他にも類書は多数あります(そのうち取り上てます)。

本書でも知能指数や運動能力などの話題でも、「人種は存在しない」ことを明快に解説してあります。




日本だと、血液型占いが流行っていますから、4種のABO式血液型による分類は、ある意味、日本版人種とも言えるかもしれません。

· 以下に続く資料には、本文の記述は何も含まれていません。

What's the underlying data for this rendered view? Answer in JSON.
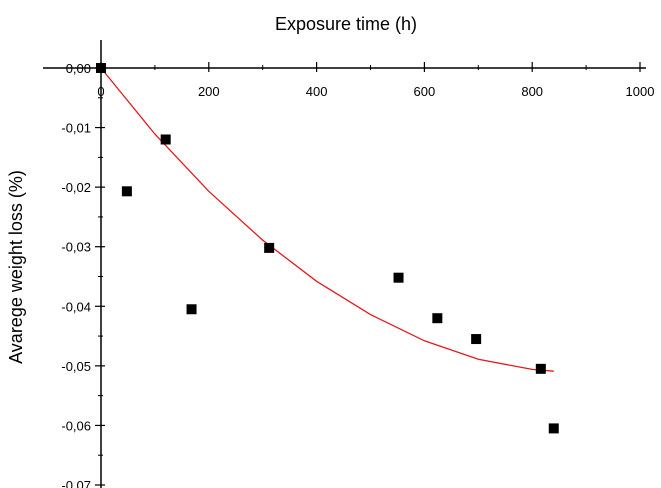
{
  "chart_data": {
    "type": "scatter",
    "xlabel": "Exposure time (h)",
    "ylabel": "Avarege weight loss (%)",
    "xlim": [
      0,
      1000
    ],
    "ylim": [
      -0.07,
      0.0
    ],
    "x_axis_position": "top",
    "x_ticks": [
      0,
      200,
      400,
      600,
      800,
      1000
    ],
    "x_tick_labels": [
      "0",
      "200",
      "400",
      "600",
      "800",
      "1000"
    ],
    "y_ticks": [
      0.0,
      -0.01,
      -0.02,
      -0.03,
      -0.04,
      -0.05,
      -0.06,
      -0.07
    ],
    "y_tick_labels": [
      "0,00",
      "-0,01",
      "-0,02",
      "-0,03",
      "-0,04",
      "-0,05",
      "-0,06",
      "-0,07"
    ],
    "grid": false,
    "legend": "none",
    "series": [
      {
        "type": "scatter",
        "marker": "square",
        "color": "#000000",
        "points": [
          {
            "x": 0,
            "y": 0.0
          },
          {
            "x": 48,
            "y": -0.0207
          },
          {
            "x": 120,
            "y": -0.012
          },
          {
            "x": 168,
            "y": -0.0405
          },
          {
            "x": 312,
            "y": -0.0302
          },
          {
            "x": 552,
            "y": -0.0352
          },
          {
            "x": 624,
            "y": -0.042
          },
          {
            "x": 696,
            "y": -0.0455
          },
          {
            "x": 816,
            "y": -0.0505
          },
          {
            "x": 840,
            "y": -0.0605
          }
        ]
      },
      {
        "type": "line",
        "color": "#e31a1c",
        "fit": "polynomial",
        "points": [
          {
            "x": 0,
            "y": 0.0
          },
          {
            "x": 100,
            "y": -0.0111
          },
          {
            "x": 200,
            "y": -0.0207
          },
          {
            "x": 300,
            "y": -0.0289
          },
          {
            "x": 400,
            "y": -0.0358
          },
          {
            "x": 500,
            "y": -0.0414
          },
          {
            "x": 600,
            "y": -0.0458
          },
          {
            "x": 700,
            "y": -0.0489
          },
          {
            "x": 800,
            "y": -0.0506
          },
          {
            "x": 840,
            "y": -0.0509
          }
        ]
      }
    ]
  }
}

同じ血液型人種内では同類意識が強く、特定の血液型人種とは相性がいいが、別の血液型人種とは相性が悪いとか、病気になりやすさにも血液型人種間で異なるとか、雇用で血液型人種間で差別したりとか、社内での配属先に利用したりとか、プロ野球で守備位置や打順に利用したりとか、幼稚園で血液型人種別クラス分けをしたりとか、軍隊で血液型人種別に配属したりとか、この本で取り上げられた人種の弊害をものの見事に血液型でも踏襲しているところが面白い。




以前、紹介したのですけど、
○黒人アスリートはなぜ強いのか? 金メダル遺伝子を探せ!
 人種とスポーツ
http://yoshibero.at.webry.info/201208/article_2.html
上野にある国立科学博物館の人類の進化のブースに、奇妙なパネルがあります。
これを見たのは、今の建物にリニューアルされた直後ですけど、
おそらくまだ展示されていると思います。
画像


この展示では科学博物館の中で科学を装っていますけど、
この本に書いてあることとは真っ向から対立しています。